Shell raises Russia exit cost to $5 billion and forecasts higher oil income

image is Shell Results

Shell gas station located in San Fransisco. 

Shell will write off up to US $5 billion in the value of its assets after pulling out of Russia following the country’s invasion of Ukraine, the British oil major said in a statement on Thursday, raising the stakes in one of the first major assessments of the financial impact for global energy companies of exiting Russia.

“For the first quarter 2022 results, the post-tax impact from impairment of non-current assets and additional charges (e.g. write-downs of receivable, expected credit losses, and onerous contracts) relating to Russia activities are expected to be $4 to $5 billion. These charges are expected to be identified and therefore will not impact Adjusted Earnings,” Shell said in a statement.

The company is scheduled to announce its quarterly earnings report on May 5th and indicated that the prevailing volatility in commodity prices has led to larger ranges in the financial guidance for the quarter.

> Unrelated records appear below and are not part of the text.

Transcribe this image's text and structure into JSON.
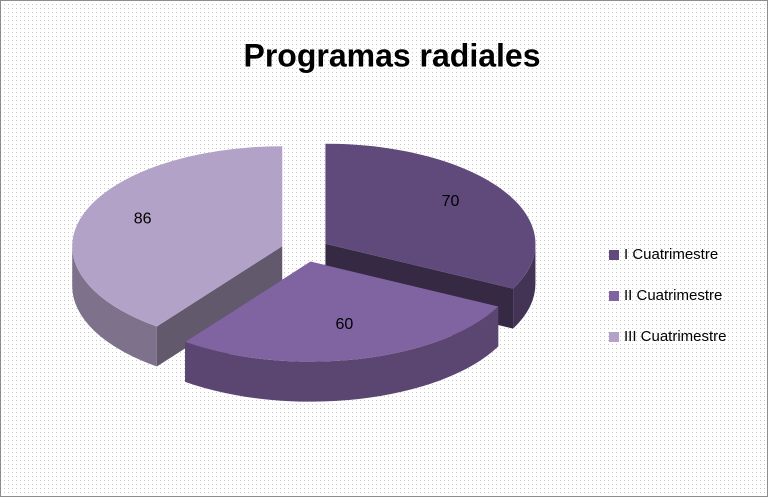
{
  "chart_data": {
    "type": "pie",
    "title": "Programas radiales",
    "categories": [
      "I Cuatrimestre",
      "II Cuatrimestre",
      "III Cuatrimestre"
    ],
    "values": [
      70,
      60,
      86
    ],
    "colors": [
      "#604a7b",
      "#8064a2",
      "#b3a2c7"
    ],
    "legend": "right"
  }
}
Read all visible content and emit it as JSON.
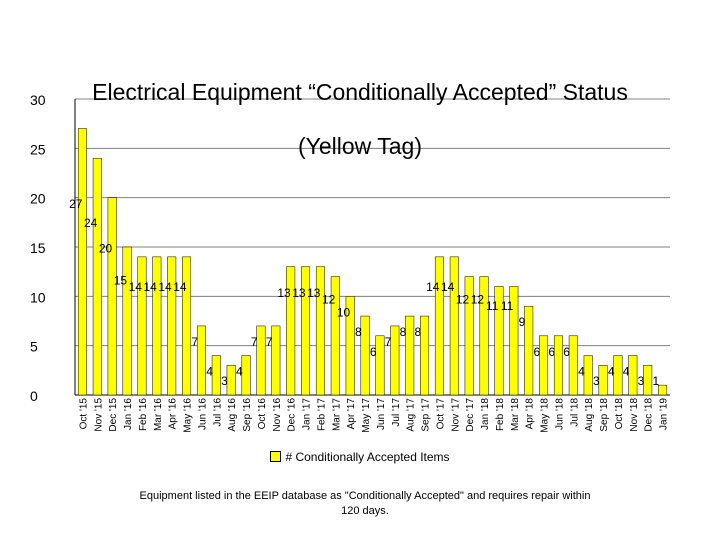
{
  "chart_data": {
    "type": "bar",
    "title": "Electrical Equipment “Conditionally Accepted” Status (Yellow Tag)",
    "title_lines": [
      "Electrical Equipment “Conditionally Accepted” Status",
      "(Yellow Tag)"
    ],
    "categories": [
      "Oct '15",
      "Nov '15",
      "Dec '15",
      "Jan '16",
      "Feb '16",
      "Mar '16",
      "Apr '16",
      "May '16",
      "Jun '16",
      "Jul '16",
      "Aug '16",
      "Sep '16",
      "Oct '16",
      "Nov '16",
      "Dec '16",
      "Jan '17",
      "Feb '17",
      "Mar '17",
      "Apr '17",
      "May '17",
      "Jun '17",
      "Jul '17",
      "Aug '17",
      "Sep '17",
      "Oct '17",
      "Nov '17",
      "Dec '17",
      "Jan '18",
      "Feb '18",
      "Mar '18",
      "Apr '18",
      "May '18",
      "Jun '18",
      "Jul '18",
      "Aug '18",
      "Sep '18",
      "Oct '18",
      "Nov '18",
      "Dec '18",
      "Jan '19"
    ],
    "series": [
      {
        "name": "# Conditionally Accepted Items",
        "values": [
          27,
          24,
          20,
          15,
          14,
          14,
          14,
          14,
          7,
          4,
          3,
          4,
          7,
          7,
          13,
          13,
          13,
          12,
          10,
          8,
          6,
          7,
          8,
          8,
          14,
          14,
          12,
          12,
          11,
          11,
          9,
          6,
          6,
          6,
          4,
          3,
          4,
          4,
          3,
          1
        ],
        "color": "#ffff00"
      }
    ],
    "ylim": [
      0,
      30
    ],
    "yticks": [
      0,
      5,
      10,
      15,
      20,
      25,
      30
    ],
    "grid": true,
    "legend": "bottom",
    "xlabel": "",
    "ylabel": ""
  },
  "legend_label": "# Conditionally Accepted Items",
  "footnote": "Equipment listed in the EEIP database as \"Conditionally Accepted\" and requires repair within 120 days.",
  "colors": {
    "bar": "#ffff00",
    "bar_border": "#000000",
    "gridline": "#808080"
  }
}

Shell, the world’s largest liquefied natural gas trader with a market capitalisation of around $210 billion, was forced to apologise on March 8 for buying a heavily discounted consignment of Russian oil two weeks after Russia’s invasion. It subsequently announced that it was withdrawing from its involvement in all Russian hydrocarbons.

Shell had earlier estimated the cost of Russia writedowns at $3.4 billion. A Shell spokesperson told Reuters on Thursday that the increase was due to additional potential impacts around contracts, writedowns of receivables, and credit losses in Russia.

The company expected earnings from LNG trading to be higher in the quarter from the previous three months, while income from oil trading is set to be “significantly higher” in the quarter, Shell said in a statement.

However, the company warned that cashflow during the quarter would be negatively impacted by “very significant” outflows of around $7 billion as a result of changes in the value of oil and gas inventories.

Shell sold an average of 4.3 million barrels in fuel per day in the quarter, down from 4.45 million bpd in the previous quarter, the company said.